Friday, August 19, 2005

I know, I know: If I love Roger Ebert so much, why don't I marry him?

What can I say, I'm a sucker for good writing--and the man didn't win a Pulitzer for nothing. Ebert has posted a thought-provoking commentary on the film "Chaos" on his website, in response to an open letter the producer and the director of the movie sent him after his review.

I don't quite know what to say about it here, except that I identify with his response to the film (which I haven't seen). It reminds me of some of the reactions I've either experienced myself or seen in others when a piece of drama seems to have no other purpose but to sadistically abuse its audience and/or characters.

Here's Roger:

your film creates a closed system in which any alternative outcome is excluded; it is like a movie of a man falling to his death, which can have no developments except that he continues to fall, and no ending except that he dies. Pre-destination may be useful in theology, but as a narrative strategy, it is self-defeating.

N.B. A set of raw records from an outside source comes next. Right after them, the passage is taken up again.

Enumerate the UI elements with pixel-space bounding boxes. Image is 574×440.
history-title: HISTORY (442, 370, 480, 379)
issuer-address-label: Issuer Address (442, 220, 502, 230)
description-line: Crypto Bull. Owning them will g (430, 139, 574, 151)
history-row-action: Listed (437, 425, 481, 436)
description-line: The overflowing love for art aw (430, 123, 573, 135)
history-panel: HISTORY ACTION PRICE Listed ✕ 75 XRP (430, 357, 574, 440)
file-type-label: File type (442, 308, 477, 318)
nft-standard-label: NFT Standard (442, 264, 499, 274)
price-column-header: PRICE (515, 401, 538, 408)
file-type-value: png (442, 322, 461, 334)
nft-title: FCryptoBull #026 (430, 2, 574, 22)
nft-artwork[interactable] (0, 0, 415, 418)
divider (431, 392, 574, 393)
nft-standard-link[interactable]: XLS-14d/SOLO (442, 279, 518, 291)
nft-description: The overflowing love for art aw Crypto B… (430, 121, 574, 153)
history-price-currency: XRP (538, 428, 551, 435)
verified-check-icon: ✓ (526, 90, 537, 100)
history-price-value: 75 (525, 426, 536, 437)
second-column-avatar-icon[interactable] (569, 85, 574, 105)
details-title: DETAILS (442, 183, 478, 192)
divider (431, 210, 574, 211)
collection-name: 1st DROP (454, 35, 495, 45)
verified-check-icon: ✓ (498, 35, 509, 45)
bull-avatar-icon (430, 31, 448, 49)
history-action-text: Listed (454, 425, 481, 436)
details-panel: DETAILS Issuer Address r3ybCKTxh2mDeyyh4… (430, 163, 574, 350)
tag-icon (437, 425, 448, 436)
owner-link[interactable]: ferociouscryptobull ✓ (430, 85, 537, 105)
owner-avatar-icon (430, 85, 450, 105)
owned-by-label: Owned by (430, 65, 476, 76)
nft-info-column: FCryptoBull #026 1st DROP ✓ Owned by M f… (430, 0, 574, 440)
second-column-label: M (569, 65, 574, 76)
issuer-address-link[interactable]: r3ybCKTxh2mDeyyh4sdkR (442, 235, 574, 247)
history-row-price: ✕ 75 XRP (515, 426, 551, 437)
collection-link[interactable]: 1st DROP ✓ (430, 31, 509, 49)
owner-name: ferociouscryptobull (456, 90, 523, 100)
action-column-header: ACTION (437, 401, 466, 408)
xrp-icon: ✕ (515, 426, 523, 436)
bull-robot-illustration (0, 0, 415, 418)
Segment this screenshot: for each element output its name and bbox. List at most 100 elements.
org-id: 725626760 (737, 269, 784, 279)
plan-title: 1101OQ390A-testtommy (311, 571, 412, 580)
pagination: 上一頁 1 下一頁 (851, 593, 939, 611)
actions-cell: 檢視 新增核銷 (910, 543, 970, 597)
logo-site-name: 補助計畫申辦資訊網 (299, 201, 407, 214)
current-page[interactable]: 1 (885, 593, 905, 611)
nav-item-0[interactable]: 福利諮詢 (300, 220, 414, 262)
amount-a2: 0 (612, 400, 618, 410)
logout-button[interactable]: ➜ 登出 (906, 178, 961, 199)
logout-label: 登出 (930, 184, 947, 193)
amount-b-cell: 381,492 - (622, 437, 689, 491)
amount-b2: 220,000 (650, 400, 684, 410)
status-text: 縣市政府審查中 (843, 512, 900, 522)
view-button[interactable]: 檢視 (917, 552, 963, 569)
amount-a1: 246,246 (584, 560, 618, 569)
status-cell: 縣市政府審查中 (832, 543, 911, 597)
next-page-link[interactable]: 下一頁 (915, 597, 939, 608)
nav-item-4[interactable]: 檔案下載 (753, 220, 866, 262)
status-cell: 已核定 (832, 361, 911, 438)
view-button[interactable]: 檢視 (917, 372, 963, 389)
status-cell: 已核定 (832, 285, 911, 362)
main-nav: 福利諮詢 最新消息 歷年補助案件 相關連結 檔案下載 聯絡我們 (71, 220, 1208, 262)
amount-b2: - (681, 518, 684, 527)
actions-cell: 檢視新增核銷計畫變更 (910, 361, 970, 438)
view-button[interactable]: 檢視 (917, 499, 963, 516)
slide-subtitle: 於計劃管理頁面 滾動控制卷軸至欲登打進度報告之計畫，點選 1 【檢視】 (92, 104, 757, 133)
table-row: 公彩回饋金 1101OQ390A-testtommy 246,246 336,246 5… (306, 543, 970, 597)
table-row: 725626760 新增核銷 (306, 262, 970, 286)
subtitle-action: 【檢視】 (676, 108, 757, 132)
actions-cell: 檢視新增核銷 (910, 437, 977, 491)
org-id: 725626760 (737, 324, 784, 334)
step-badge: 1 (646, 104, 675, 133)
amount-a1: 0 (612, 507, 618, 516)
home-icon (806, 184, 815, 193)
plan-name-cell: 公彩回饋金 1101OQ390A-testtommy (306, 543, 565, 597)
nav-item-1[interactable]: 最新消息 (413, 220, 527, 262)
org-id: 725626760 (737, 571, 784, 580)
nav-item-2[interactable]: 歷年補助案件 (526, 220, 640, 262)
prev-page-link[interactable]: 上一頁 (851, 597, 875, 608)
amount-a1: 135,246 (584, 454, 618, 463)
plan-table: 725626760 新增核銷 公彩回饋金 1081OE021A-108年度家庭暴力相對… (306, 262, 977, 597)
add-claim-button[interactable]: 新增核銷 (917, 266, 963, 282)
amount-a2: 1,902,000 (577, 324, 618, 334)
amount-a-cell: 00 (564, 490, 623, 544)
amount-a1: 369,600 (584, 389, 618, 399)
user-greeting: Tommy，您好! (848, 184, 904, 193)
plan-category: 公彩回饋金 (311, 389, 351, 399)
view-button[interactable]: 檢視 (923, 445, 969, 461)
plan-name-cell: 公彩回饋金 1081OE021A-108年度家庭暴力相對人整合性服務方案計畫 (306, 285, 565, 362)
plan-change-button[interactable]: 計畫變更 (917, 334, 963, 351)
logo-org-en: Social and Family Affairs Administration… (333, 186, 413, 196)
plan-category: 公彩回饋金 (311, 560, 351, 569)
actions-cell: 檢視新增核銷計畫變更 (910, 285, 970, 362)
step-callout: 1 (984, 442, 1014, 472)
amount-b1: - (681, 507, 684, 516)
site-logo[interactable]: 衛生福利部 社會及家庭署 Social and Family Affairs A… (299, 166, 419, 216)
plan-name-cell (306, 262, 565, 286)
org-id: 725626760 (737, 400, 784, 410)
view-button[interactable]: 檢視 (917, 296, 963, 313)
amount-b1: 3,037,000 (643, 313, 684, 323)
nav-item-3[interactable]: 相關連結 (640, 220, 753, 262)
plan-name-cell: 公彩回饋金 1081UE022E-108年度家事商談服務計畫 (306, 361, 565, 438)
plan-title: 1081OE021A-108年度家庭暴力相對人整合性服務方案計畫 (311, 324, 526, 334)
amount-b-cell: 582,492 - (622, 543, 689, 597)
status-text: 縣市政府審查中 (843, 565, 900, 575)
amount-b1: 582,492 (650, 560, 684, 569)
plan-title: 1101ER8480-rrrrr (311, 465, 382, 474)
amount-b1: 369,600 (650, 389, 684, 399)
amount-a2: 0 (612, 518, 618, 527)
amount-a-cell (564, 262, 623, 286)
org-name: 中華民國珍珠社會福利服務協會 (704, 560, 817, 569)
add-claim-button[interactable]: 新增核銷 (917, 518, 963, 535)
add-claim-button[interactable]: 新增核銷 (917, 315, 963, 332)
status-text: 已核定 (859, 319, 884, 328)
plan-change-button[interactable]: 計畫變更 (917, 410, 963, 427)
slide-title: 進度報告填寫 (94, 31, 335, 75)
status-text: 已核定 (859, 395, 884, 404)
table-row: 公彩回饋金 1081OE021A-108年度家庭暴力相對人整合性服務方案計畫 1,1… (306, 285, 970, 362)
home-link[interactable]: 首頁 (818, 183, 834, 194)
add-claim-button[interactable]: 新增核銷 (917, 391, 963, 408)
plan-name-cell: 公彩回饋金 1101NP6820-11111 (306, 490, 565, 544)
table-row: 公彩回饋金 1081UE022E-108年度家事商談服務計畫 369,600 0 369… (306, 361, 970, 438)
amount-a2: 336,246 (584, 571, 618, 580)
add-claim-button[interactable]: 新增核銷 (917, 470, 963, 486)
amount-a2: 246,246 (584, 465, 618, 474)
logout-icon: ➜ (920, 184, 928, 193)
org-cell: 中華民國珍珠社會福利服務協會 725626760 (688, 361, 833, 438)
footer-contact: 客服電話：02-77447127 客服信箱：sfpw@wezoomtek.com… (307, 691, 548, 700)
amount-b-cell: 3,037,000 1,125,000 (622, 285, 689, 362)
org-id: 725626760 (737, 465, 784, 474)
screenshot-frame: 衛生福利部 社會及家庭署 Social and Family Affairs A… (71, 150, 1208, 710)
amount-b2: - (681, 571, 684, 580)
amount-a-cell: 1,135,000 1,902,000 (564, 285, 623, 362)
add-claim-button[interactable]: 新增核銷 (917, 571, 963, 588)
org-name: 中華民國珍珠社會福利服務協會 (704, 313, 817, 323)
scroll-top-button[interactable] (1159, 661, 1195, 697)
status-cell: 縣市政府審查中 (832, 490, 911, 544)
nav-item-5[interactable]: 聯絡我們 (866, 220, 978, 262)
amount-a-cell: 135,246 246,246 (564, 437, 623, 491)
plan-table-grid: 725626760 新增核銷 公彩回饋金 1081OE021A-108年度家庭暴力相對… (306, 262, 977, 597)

What I miss in your film is any sense of hope. Sometimes it is all that keeps us going. The message of futility and despair in "Chaos" is unrelieved, and while I do not require a "happy ending," I do appreciate some kind of catharsis. As the Greeks understood tragedy, it exists not to bury us in death and dismay, but to help us to deal with it, to accept it as a part of life, to learn about our own humanity from it. That is why the Greek tragedies were poems: The language ennobled the material.


What I object to most of all in "Chaos" is not the sadism, the brutality, the torture, the nihilism, but the absence of any alternative to them. If the world has indeed become as evil as you think, then we need the redemptive power of artists, poets, philosophers and theologians more than ever.